The landscaped planting beds are carved out of sidewalks and curbs, filling what had been asphalt and concrete with leafy green foliage. In Berkeley, the plot occupied a curb outside a busy McDonald’s where cars dodged in to the take-out window.
“The benefits are not just water quality but also greening the hardscape,” Bradt said, “making the sidewalk experience, or the pedestrian experience better.”
Bradt said storm water on roads deposits oil, insecticides and metals into storm drains which funnel into the Bay and creeks. He said the plants and soil serve as filters, where the pollutants become trapped in the dirt resulting in cleaner water.
“If this type of approach is used throughout the watershed,” Bradt said, “we’ll really be making really huge strides in minimizing the pollution that goes into he creeks.”
Although Bradt said numerous rain gardens would be needed to make a dent in the Bay Area’s stormwater pollution issue, the project is an illustration of how difficult that can be. The Estuary Partnership originally envisioned creating seven gardens along the 22-mile San Pablo span between Oakland and Rodeo. But a myriad of logistical and financial hurdles forced the group to scale back to four projects which ended up costing $4 million — a sum paid for by a coalition of groups and government agencies including the Association of Bay Area Governments and The Metropolitan Transportation Commission.
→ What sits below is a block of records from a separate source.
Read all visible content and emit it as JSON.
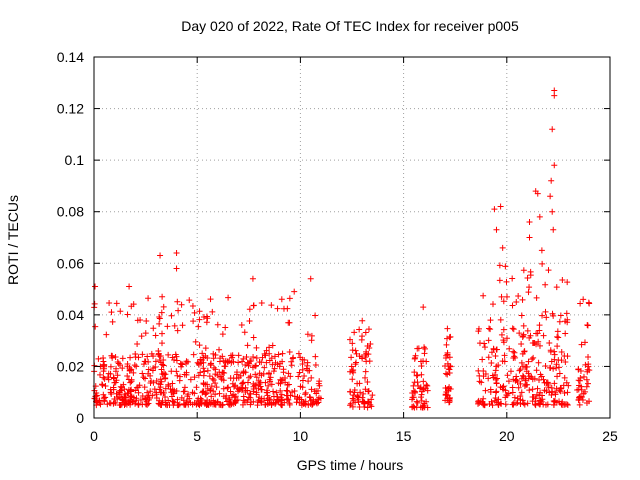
{
  "chart_data": {
    "type": "scatter",
    "title": "Day 020 of 2022, Rate Of TEC Index for receiver p005",
    "xlabel": "GPS time / hours",
    "ylabel": "ROTI / TECUs",
    "xlim": [
      0,
      25
    ],
    "ylim": [
      0,
      0.14
    ],
    "xticks": [
      0,
      5,
      10,
      15,
      20,
      25
    ],
    "xtick_labels": [
      "0",
      "5",
      "10",
      "15",
      "20",
      "25"
    ],
    "yticks": [
      0,
      0.02,
      0.04,
      0.06,
      0.08,
      0.1,
      0.12,
      0.14
    ],
    "ytick_labels": [
      "0",
      "0.02",
      "0.04",
      "0.06",
      "0.08",
      "0.1",
      "0.12",
      "0.14"
    ],
    "grid": true,
    "marker": "+",
    "marker_color": "#ff0000",
    "series": [
      {
        "name": "ROTI",
        "clusters": [
          {
            "x": [
              0.0,
              11.0
            ],
            "y_base": [
              0.005,
              0.025
            ],
            "y_peak": 0.047
          },
          {
            "x": [
              12.4,
              13.5
            ],
            "y_base": [
              0.004,
              0.03
            ],
            "y_peak": 0.038
          },
          {
            "x": [
              15.4,
              16.2
            ],
            "y_base": [
              0.004,
              0.025
            ],
            "y_peak": 0.028
          },
          {
            "x": [
              17.0,
              17.3
            ],
            "y_base": [
              0.006,
              0.03
            ],
            "y_peak": 0.035
          },
          {
            "x": [
              18.6,
              23.0
            ],
            "y_base": [
              0.005,
              0.035
            ],
            "y_peak": 0.06
          },
          {
            "x": [
              23.4,
              24.0
            ],
            "y_base": [
              0.005,
              0.03
            ],
            "y_peak": 0.045
          }
        ],
        "notable_points": [
          {
            "x": 0.05,
            "y": 0.051
          },
          {
            "x": 1.7,
            "y": 0.051
          },
          {
            "x": 3.2,
            "y": 0.063
          },
          {
            "x": 3.3,
            "y": 0.047
          },
          {
            "x": 4.0,
            "y": 0.064
          },
          {
            "x": 4.0,
            "y": 0.058
          },
          {
            "x": 7.7,
            "y": 0.054
          },
          {
            "x": 9.7,
            "y": 0.049
          },
          {
            "x": 10.5,
            "y": 0.054
          },
          {
            "x": 15.95,
            "y": 0.043
          },
          {
            "x": 19.4,
            "y": 0.081
          },
          {
            "x": 19.7,
            "y": 0.082
          },
          {
            "x": 19.5,
            "y": 0.073
          },
          {
            "x": 19.8,
            "y": 0.066
          },
          {
            "x": 21.1,
            "y": 0.076
          },
          {
            "x": 21.1,
            "y": 0.07
          },
          {
            "x": 21.4,
            "y": 0.088
          },
          {
            "x": 21.5,
            "y": 0.087
          },
          {
            "x": 21.6,
            "y": 0.078
          },
          {
            "x": 21.7,
            "y": 0.065
          },
          {
            "x": 22.1,
            "y": 0.086
          },
          {
            "x": 22.15,
            "y": 0.092
          },
          {
            "x": 22.2,
            "y": 0.08
          },
          {
            "x": 22.25,
            "y": 0.073
          },
          {
            "x": 22.2,
            "y": 0.112
          },
          {
            "x": 22.3,
            "y": 0.098
          },
          {
            "x": 22.3,
            "y": 0.125
          },
          {
            "x": 22.3,
            "y": 0.127
          },
          {
            "x": 23.7,
            "y": 0.046
          }
        ]
      }
    ]
  }
}
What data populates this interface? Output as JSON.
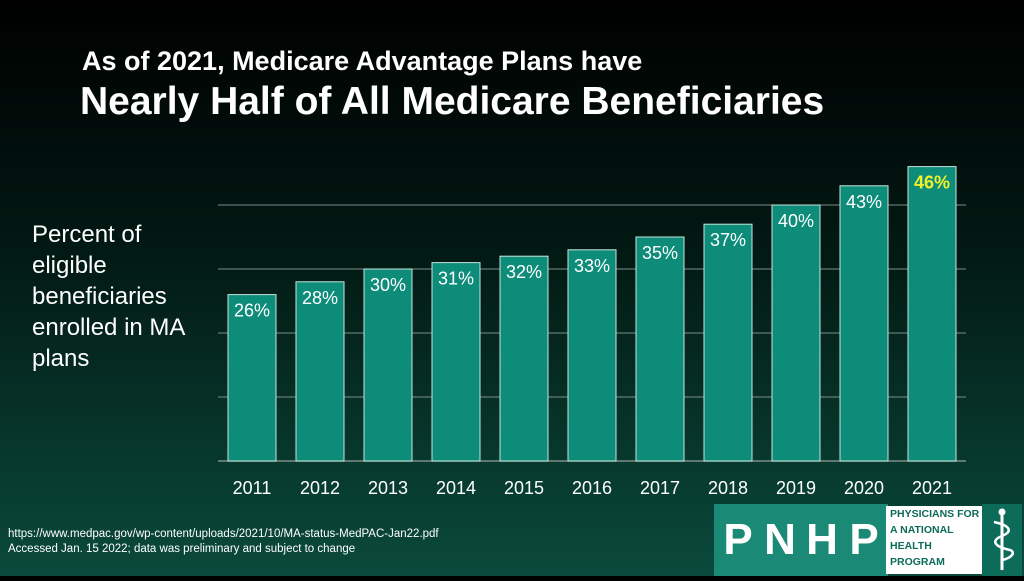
{
  "header": {
    "subtitle": "As of 2021, Medicare Advantage Plans have",
    "title": "Nearly Half of All Medicare Beneficiaries"
  },
  "y_label": "Percent of eligible beneficiaries enrolled in MA plans",
  "chart_data": {
    "type": "bar",
    "title": "Nearly Half of All Medicare Beneficiaries",
    "ylabel": "Percent of eligible beneficiaries enrolled in MA plans",
    "xlabel": "",
    "categories": [
      "2011",
      "2012",
      "2013",
      "2014",
      "2015",
      "2016",
      "2017",
      "2018",
      "2019",
      "2020",
      "2021"
    ],
    "values": [
      26,
      28,
      30,
      31,
      32,
      33,
      35,
      37,
      40,
      43,
      46
    ],
    "labels": [
      "26%",
      "28%",
      "30%",
      "31%",
      "32%",
      "33%",
      "35%",
      "37%",
      "40%",
      "43%",
      "46%"
    ],
    "highlight_index": 10,
    "ylim": [
      0,
      50
    ],
    "grid": true,
    "colors": {
      "bar": "#0e8c7a",
      "bar_stroke": "#c8e6e0",
      "grid": "#7a8c88",
      "label": "#ffffff",
      "highlight_label": "#f2f22a"
    }
  },
  "source": {
    "url": "https://www.medpac.gov/wp-content/uploads/2021/10/MA-status-MedPAC-Jan22.pdf",
    "note": "Accessed Jan. 15 2022; data was preliminary and subject to change"
  },
  "logo": {
    "letters": [
      "P",
      "N",
      "H",
      "P"
    ],
    "line1": "PHYSICIANS FOR",
    "line2": "A NATIONAL",
    "line3": "HEALTH",
    "line4": "PROGRAM"
  }
}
Bradt let his hands run over a soon-to-be-planted ginkgo biloba tree sitting in a tub in Oakland as hip hop music poured from a nearby sandwich shop. Unlike the other three projects, the Oakland site occupies an entire city — setting just a block just off Frank Ogawa Plaza.
Bradt said new clean water regulations will soon require Bay Area cities to adopt proactive steps toward cutting down on pollution running into storm drains. He hoped the regulations, as well as a growing awareness would inspire more cities to install the gardens on their roadways.
“If this was something that was done throughout the watershed,” he said “we would have a lot cleaner water.”